What the Harness Did
The harness did not use a testcase-specific throughput threshold. The stop decision came from the generic search-high saturation rule:
- incumbent highest feasible probe:
sampling_u=0.123046875 - configured
search.high:0.125 - binary-search resolution:
(0.125 - 0.0) / 2^6 = 0.001953125 - gap to search high:
0.001953125
Because the incumbent was feasible and within one configured search resolution of search.high, the harness emitted harness-stop-0004 before launching another GPU trial. This means the current study could no longer measure a materially higher workload without increasing search.high; it is not a claim of global engine optimality.
The harness context also made the LLM response more directed after failure:
- After baseline, it exposed the TTFT-only prefill bottleneck and the sharp queueing knee around
sampling_u=0.03515625. - The LLM first chose TP4/DP2 to use the idle 4 GPUs while preserving the validated TP4 shard shape. This failed with
connection refused, matching the no-harness failure family. - The next harness prompt included that failure, and the LLM switched to TP8/DP1 with EP off, explicitly avoiding the failed DP2 family.

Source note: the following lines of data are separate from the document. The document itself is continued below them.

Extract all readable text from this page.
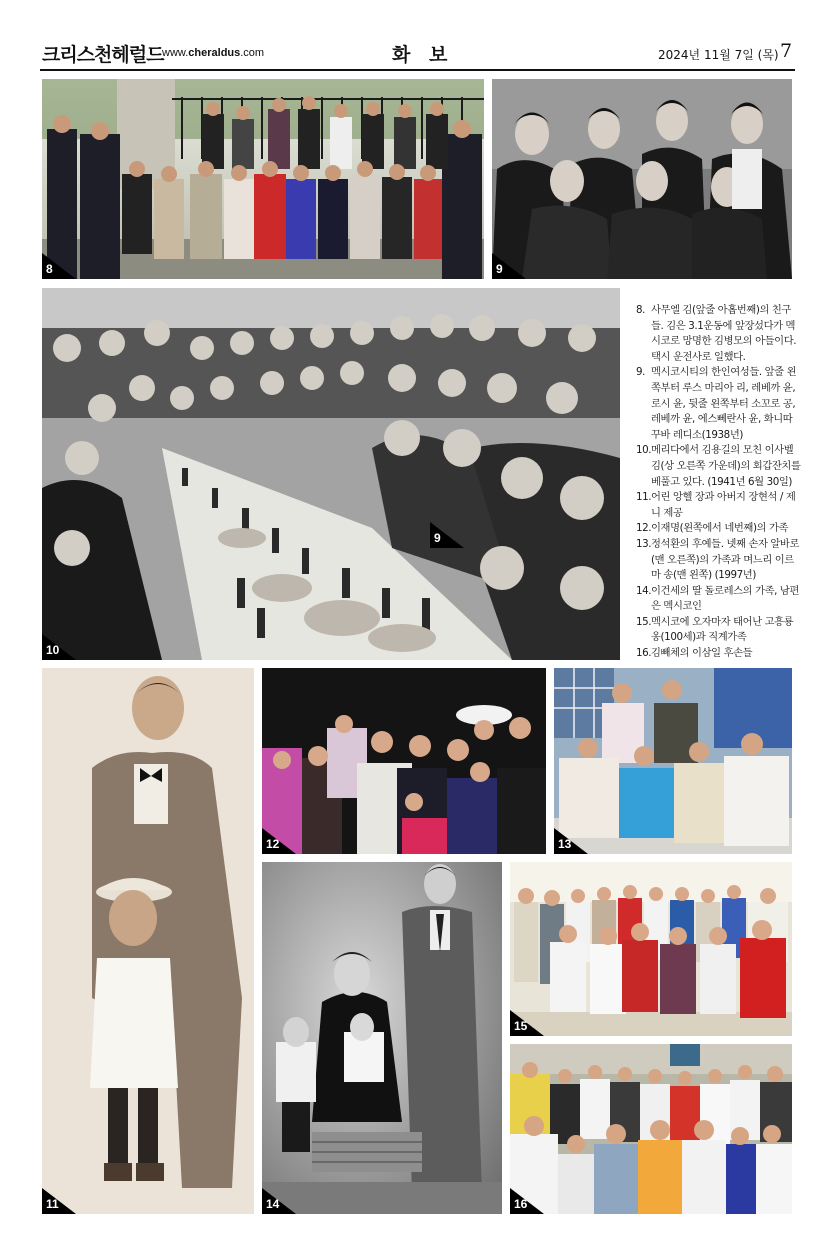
크리스천헤럴드
www.cheraldus.com	화 보	2024년 11월 7일 (목) 7
8	9
10
9
8. 사무엘 김(앞줄 아홉번째)의 친구들. 김은 3.1운동에 앞장섰다가 멕시코로 망명한 김병모의 아들이다. 택시 운전사로 일했다.
9. 멕시코시티의 한인여성들. 앞줄 왼쪽부터 루스 마리아 리, 레베까 윤, 로시 윤, 뒷줄 왼쪽부터 소꼬로 공, 레베까 윤, 에스뻬란사 윤, 화니따 꾸바 레디소(1938년)
10. 메리다에서 김용길의 모친 이사벨 김(상 오른쪽 가운데)의 회갑잔치를 베풀고 있다. (1941년 6월 30일)
11. 어린 앙헬 장과 아버지 장현석 / 제니 제공
12. 이재명(왼쪽에서 네번째)의 가족
13. 정석환의 후예들. 넷째 손자 알바로(맨 오른쪽)의 가족과 며느리 이르마 송(맨 왼쪽) (1997년)
14. 이건세의 딸 돌로레스의 가족, 남편은 멕시코인
15. 멕시코에 오자마자 태어난 고흥룡옹(100세)과 직계가족
16. 김빼체의 이삼일 후손들
11
12	13
14
15
16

- No-harness inserted an extra EP4 launch-failure trial before reaching TP8/DP1.
Conclusion
Harness accelerated convergence mainly through early stopping, not by finding a much better final config on this setup. It reduced GPU trials from 12 to 3 while preserving 99.0% of the no-harness final throughput. It also reached the first strong TP8 point one trial earlier than no-harness.
The limitation is that the generic search-high stop guard stopped before local runtime tuning of max-num-batched-tokens, which no-harness used to recover a small additional 0.97%. For this setup, that tradeoff is acceptable if the goal is fast convergence under a fixed measurement ceiling; if the goal is exact final throughput, the next study should raise search.high or disable search-high early stop for a local-polish phase.